This project consists of a collection of scrapers dedicated to browse and collect data for geospatial analysis
using different tools like Python, R, Microsoft Excel, Tableau, Power BI, etc. and some of which will be implemented later in different repositories (to be linked later).
Geospatial data are becoming more and more essential for people all around the world and suitable data for electronic visualization are becoming more and more accessible and useful everyday. The collection of scraper collects most of the data in GeoJSON
format which is a widely accepted standard for geospatial data visualization
on many platforms. The scraper also has a report generation script integrated to it which will generate real-time reports on the network performance where the scraper is being run for monitoring the scraper health and performance. In the end, it will also save the last frame of the report for further analysis on daily reports accumulated over time.
Scraped data, logs, and reports are stored in a way that will keep track of daily information accumulation which is useful in order to analyze application and implications of the product in use in the long run and customize according to the analyzed results.

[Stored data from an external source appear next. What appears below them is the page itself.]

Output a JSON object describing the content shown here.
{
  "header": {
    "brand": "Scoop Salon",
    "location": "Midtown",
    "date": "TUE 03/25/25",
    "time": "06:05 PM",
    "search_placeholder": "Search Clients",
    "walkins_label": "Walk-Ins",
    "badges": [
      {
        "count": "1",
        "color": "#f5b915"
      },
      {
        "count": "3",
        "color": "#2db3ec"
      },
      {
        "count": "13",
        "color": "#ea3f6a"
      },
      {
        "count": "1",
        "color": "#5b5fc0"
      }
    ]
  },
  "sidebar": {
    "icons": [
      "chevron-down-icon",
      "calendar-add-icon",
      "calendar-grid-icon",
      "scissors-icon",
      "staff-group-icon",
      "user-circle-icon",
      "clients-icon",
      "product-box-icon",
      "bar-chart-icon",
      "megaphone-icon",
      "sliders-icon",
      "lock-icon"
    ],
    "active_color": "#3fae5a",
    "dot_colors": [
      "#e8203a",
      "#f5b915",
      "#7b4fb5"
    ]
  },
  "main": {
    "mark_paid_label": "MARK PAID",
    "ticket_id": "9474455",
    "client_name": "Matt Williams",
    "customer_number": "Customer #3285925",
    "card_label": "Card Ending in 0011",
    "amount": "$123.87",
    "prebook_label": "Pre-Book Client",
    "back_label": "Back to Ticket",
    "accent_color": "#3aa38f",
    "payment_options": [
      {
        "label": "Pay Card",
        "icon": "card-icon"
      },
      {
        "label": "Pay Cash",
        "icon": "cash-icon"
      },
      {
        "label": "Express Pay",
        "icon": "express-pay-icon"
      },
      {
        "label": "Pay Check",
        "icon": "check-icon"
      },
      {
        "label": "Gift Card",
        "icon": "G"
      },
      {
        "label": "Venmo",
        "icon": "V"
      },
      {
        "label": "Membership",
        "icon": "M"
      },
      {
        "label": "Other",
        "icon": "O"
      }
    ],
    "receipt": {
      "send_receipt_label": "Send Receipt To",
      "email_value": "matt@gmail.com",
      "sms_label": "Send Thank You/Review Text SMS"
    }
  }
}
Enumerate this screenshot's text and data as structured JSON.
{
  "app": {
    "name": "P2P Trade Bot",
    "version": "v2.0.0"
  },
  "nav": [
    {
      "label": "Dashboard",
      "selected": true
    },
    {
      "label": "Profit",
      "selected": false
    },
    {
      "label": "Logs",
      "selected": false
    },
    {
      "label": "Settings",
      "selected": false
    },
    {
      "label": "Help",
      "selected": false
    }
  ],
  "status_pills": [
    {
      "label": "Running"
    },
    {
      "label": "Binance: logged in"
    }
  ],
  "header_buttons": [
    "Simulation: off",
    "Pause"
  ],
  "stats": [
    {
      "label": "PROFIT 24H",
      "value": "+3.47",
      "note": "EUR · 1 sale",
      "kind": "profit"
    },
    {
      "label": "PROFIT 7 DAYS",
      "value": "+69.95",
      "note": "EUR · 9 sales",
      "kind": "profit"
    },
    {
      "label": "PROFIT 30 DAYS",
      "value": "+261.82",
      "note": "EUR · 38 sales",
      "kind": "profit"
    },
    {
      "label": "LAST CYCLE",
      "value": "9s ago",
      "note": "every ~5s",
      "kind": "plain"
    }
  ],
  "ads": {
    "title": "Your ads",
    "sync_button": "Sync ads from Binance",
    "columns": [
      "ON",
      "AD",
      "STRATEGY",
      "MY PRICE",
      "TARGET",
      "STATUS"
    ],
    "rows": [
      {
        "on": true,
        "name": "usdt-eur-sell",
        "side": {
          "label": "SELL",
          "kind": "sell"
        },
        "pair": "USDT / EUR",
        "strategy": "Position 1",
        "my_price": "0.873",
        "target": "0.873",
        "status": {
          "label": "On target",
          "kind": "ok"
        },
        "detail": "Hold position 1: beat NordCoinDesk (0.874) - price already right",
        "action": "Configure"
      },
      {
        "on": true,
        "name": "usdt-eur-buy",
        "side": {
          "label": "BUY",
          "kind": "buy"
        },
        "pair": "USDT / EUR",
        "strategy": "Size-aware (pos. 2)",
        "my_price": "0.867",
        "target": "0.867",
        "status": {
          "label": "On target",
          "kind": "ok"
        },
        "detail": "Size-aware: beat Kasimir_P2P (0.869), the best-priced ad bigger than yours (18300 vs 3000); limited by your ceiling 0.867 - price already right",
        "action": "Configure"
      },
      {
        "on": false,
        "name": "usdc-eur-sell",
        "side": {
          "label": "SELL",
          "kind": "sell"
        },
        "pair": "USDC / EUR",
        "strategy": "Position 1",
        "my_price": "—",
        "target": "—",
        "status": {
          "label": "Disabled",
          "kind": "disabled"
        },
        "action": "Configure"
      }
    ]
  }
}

There is one spider dedicated for logging the user into the system followed by the remaining spiders which will collect data from the target website or websites. The user only needs to have the credentials as environment variables available to the scraper environment in the right format.
This collection of scraper is built solely on Python and a few modules publicly available to everyone. The list goes as follows:
- Python
- Scrapy
- Pandas
- Matplotlib
The user will also need to install MongoDB
on the machine where the scraper will run, or have a cluster of MongoDB
databases hosted on a remote machine. If using MongoDB
to store collected and pre-processed data is not desired, it can be turned of from the geo/settings.py
script.